Biden has promised to pick a woman to be his vice president but has been mum about naming or confirming who he’s considering. Interviewed Thursday night on “The Late Show With Stephen Colbert,” Biden said he’s looking for someone “who can complement or make up for” his shortcomings and who “feels completely comfortable disagreeing” but will ultimately be aligned with him.

Biden said he “will not support ‘Medicare for All’” and opposes “forgiving debt loan for every single solitary person no matter where you went to school,” while laying out a more moderate vision than Warren on health care, education policy and tax policy.

“Nobody making under $400,000 would have their taxes raised. Period. Bingo,” he told CNBC.

Warren allies argue that the former Harvard Law School professor’s deep understanding of economic policy makes her an ideal governing partner for Biden during the coronavirus economic catastrophe and that her populist credentials can help energize progressive voters who are not yet sold on him.

Others want Biden to pick a more middle-of-the-road running mate to solidify his support among moderate and suburban voters who aren’t looking for major economic disruption.

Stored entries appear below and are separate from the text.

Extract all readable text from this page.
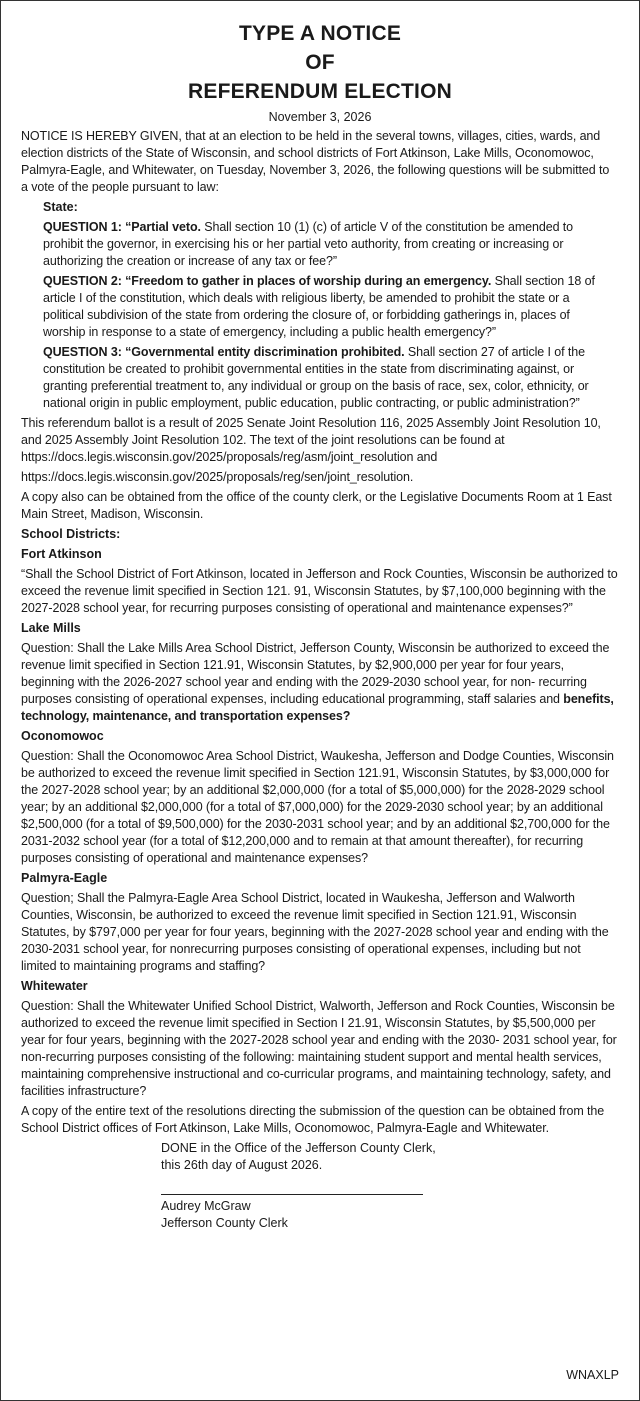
TYPE A NOTICE
OF
REFERENDUM ELECTION
November 3, 2026

NOTICE IS HEREBY GIVEN, that at an election to be held in the several towns, villages, cities, wards, and election districts of the State of Wisconsin, and school districts of Fort Atkinson, Lake Mills, Oconomowoc, Palmyra-Eagle, and Whitewater, on Tuesday, November 3, 2026, the following questions will be submitted to a vote of the people pursuant to law:

State:

QUESTION 1: “Partial veto. Shall section 10 (1) (c) of article V of the constitution be amended to prohibit the governor, in exercising his or her partial veto authority, from creating or increasing or authorizing the creation or increase of any tax or fee?”

QUESTION 2: “Freedom to gather in places of worship during an emergency. Shall section 18 of article I of the constitution, which deals with religious liberty, be amended to prohibit the state or a political subdivision of the state from ordering the closure of, or forbidding gatherings in, places of worship in response to a state of emergency, including a public health emergency?”

QUESTION 3: “Governmental entity discrimination prohibited. Shall section 27 of article I of the constitution be created to prohibit governmental entities in the state from discriminating against, or granting preferential treatment to, any individual or group on the basis of race, sex, color, ethnicity, or national origin in public employment, public education, public contracting, or public administration?”

This referendum ballot is a result of 2025 Senate Joint Resolution 116, 2025 Assembly Joint Resolution 10, and 2025 Assembly Joint Resolution 102. The text of the joint resolutions can be found at https://docs.legis.wisconsin.gov/2025/proposals/reg/asm/joint_resolution and

https://docs.legis.wisconsin.gov/2025/proposals/reg/sen/joint_resolution.

A copy also can be obtained from the office of the county clerk, or the Legislative Documents Room at 1 East Main Street, Madison, Wisconsin.

School Districts:
Fort Atkinson

“Shall the School District of Fort Atkinson, located in Jefferson and Rock Counties, Wisconsin be authorized to exceed the revenue limit specified in Section 121. 91, Wisconsin Statutes, by $7,100,000 beginning with the 2027-2028 school year, for recurring purposes consisting of operational and maintenance expenses?”

Lake Mills

Question: Shall the Lake Mills Area School District, Jefferson County, Wisconsin be authorized to exceed the revenue limit specified in Section 121.91, Wisconsin Statutes, by $2,900,000 per year for four years, beginning with the 2026-2027 school year and ending with the 2029-2030 school year, for non- recurring purposes consisting of operational expenses, including educational programming, staff salaries and benefits, technology, maintenance, and transportation expenses?

Oconomowoc

Question: Shall the Oconomowoc Area School District, Waukesha, Jefferson and Dodge Counties, Wisconsin be authorized to exceed the revenue limit specified in Section 121.91, Wisconsin Statutes, by $3,000,000 for the 2027-2028 school year; by an additional $2,000,000 (for a total of $5,000,000) for the 2028-2029 school year; by an additional $2,000,000 (for a total of $7,000,000) for the 2029-2030 school year; by an additional $2,500,000 (for a total of $9,500,000) for the 2030-2031 school year; and by an additional $2,700,000 for the 2031-2032 school year (for a total of $12,200,000 and to remain at that amount thereafter), for recurring purposes consisting of operational and maintenance expenses?

Palmyra-Eagle

Question; Shall the Palmyra-Eagle Area School District, located in Waukesha, Jefferson and Walworth Counties, Wisconsin, be authorized to exceed the revenue limit specified in Section 121.91, Wisconsin Statutes, by $797,000 per year for four years, beginning with the 2027-2028 school year and ending with the 2030-2031 school year, for nonrecurring purposes consisting of operational expenses, including but not limited to maintaining programs and staffing?

Whitewater

Question: Shall the Whitewater Unified School District, Walworth, Jefferson and Rock Counties, Wisconsin be authorized to exceed the revenue limit specified in Section I 21.91, Wisconsin Statutes, by $5,500,000 per year for four years, beginning with the 2027-2028 school year and ending with the 2030- 2031 school year, for non-recurring purposes consisting of the following: maintaining student support and mental health services, maintaining comprehensive instructional and co-curricular programs, and maintaining technology, safety, and facilities infrastructure?

A copy of the entire text of the resolutions directing the submission of the question can be obtained from the School District offices of Fort Atkinson, Lake Mills, Oconomowoc, Palmyra-Eagle and Whitewater.

DONE in the Office of the Jefferson County Clerk,
this 26th day of August 2026.
Audrey McGraw
Jefferson County Clerk
WNAXLP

Women who are getting buzz include Sens. Kamala Harris, D-Calif., and Amy Klobuchar, D-Minn. — two fellow rivals for the 2020 Democratic nomination — as well as Michigan Gov. Gretchen Whitmer, Stacey Abrams and Rep. Val Demings, D-Fla.

Brian Riedl, an economist at the conservative Manhattan Institute and former adviser to Sen. Rob Portman, R-Ohio, said Biden’s remarks sound like an attempt to maintain some distance with progressives like Sen. Bernie Sanders, I-Vt., and Warren.

“Biden is rejecting the aggressive economic populism of Sanders and Warren and instead focusing on providing benefits and looking safe for the professional, upper-middle-class base that Democrats increasingly rely on,” he said. “He is pushing corporations and the rich as more of a traditional Democrat, while avoiding the wealth taxes or extreme regulatory actions.”